Catherine continuó caminando sobre la estrecha acera que circunda la verja semicircular, sin dejar de mirar hacia el pórtico de la entrada principal.

—Vamos a tener problemas —dijo Grieg, mirando hacia los elevados muros—. Hacía mucho tiempo que no venía por aquí y ya no recordaba lo amurallado que está el cementerio. He calculado mal. Lo vamos a tener difícil para entrar.

—Dijiste que deberíamos estar en el interior a las dos en punto, prescindiendo del ajuste horario, y para ello faltan escasos minutos. Tenemos muy poco tiempo. —Catherine hablaba mientras seguían bordeando la reja de forma semicircular—. Aunque desconozco qué importancia puede tener entrar diez minutos más o menos tarde, cuando estamos investigando sucesos que ocurrieron hace décadas…

—No puede ser de otra manera —contestó Grieg—. Tengo una ligera idea acerca de las palabras que están anotadas en la carta que encontramos en la catedral.
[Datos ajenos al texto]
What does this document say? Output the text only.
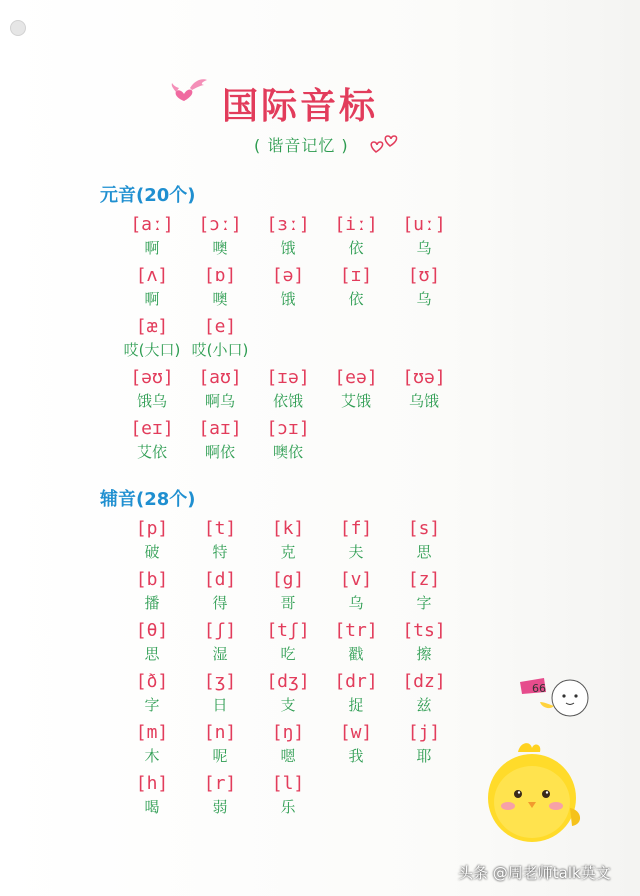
国际音标
( 谐音记忆 )
元音(20个)
[aː]
啊
[ɔː]
噢
[ɜː]
饿
[iː]
依
[uː]
乌
[ʌ]
啊
[ɒ]
噢
[ə]
饿
[ɪ]
依
[ʊ]
乌
[æ]
哎(大口)
[e]
哎(小口)
[əʊ]
饿乌
[aʊ]
啊乌
[ɪə]
依饿
[eə]
艾饿
[ʊə]
乌饿
[eɪ]
艾依
[aɪ]
啊依
[ɔɪ]
噢依
辅音(28个)
[p]
破
[t]
特
[k]
克
[f]
夫
[s]
思
[b]
播
[d]
得
[g]
哥
[v]
乌
[z]
字
[θ]
思
[ʃ]
湿
[tʃ]
吃
[tr]
戳
[ts]
擦
[ð]
字
[ʒ]
日
[dʒ]
支
[dr]
捉
[dz]
兹
[m]
木
[n]
呢
[ŋ]
嗯
[w]
我
[j]
耶
[h]
喝
[r]
弱
[l]
乐
66
头条 @周老师talk英文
—Continúa. —Catherine se mostraba más y más inquieta ante la posibilidad de penetrar de noche en un cementerio.

—Cuando en la carta que «encontramos» en el sillar de la catedral —prosiguió Grieg— se hace referencia a las dos de la madrugada y a los destellos luminosos de la pólvora, se nos está dando una información vital. Si no encontramos la losa antes de las dos en punto…

—¿Qué sucederá? —preguntó, inquieta, Catherine.

—Perderemos veinticuatro horas.

—¿Porqué?

Catherine se mostraba confusa.

—Porque el fenómeno no volverá a repetirse hasta mañana.

—¿A qué «fenómeno» te refieres?

—Ahora me interesa mucho más hablar de las veinticuatro horas que del fenómeno —respondió Grieg, mirándola a los ojos—. No olvides que, según tu advertencia, los «Mercedes negros» vendrán por mí dentro de menos de veinte horas.

Cuando dejaron atrás la verja semicircular, Catherine sintió un desasosiego muy similar al estremecimiento. La calle Taulat, tras perder la forma redondeada que bordeaba el elegante jardín, se transformaba en una enorme tapia: un inexpugnable muro sin el más mínimo detalle ornamental, que parecía evaporarse por efecto de la bruma a diez metros de distancia, el límite visual hasta donde la niebla permitía ver.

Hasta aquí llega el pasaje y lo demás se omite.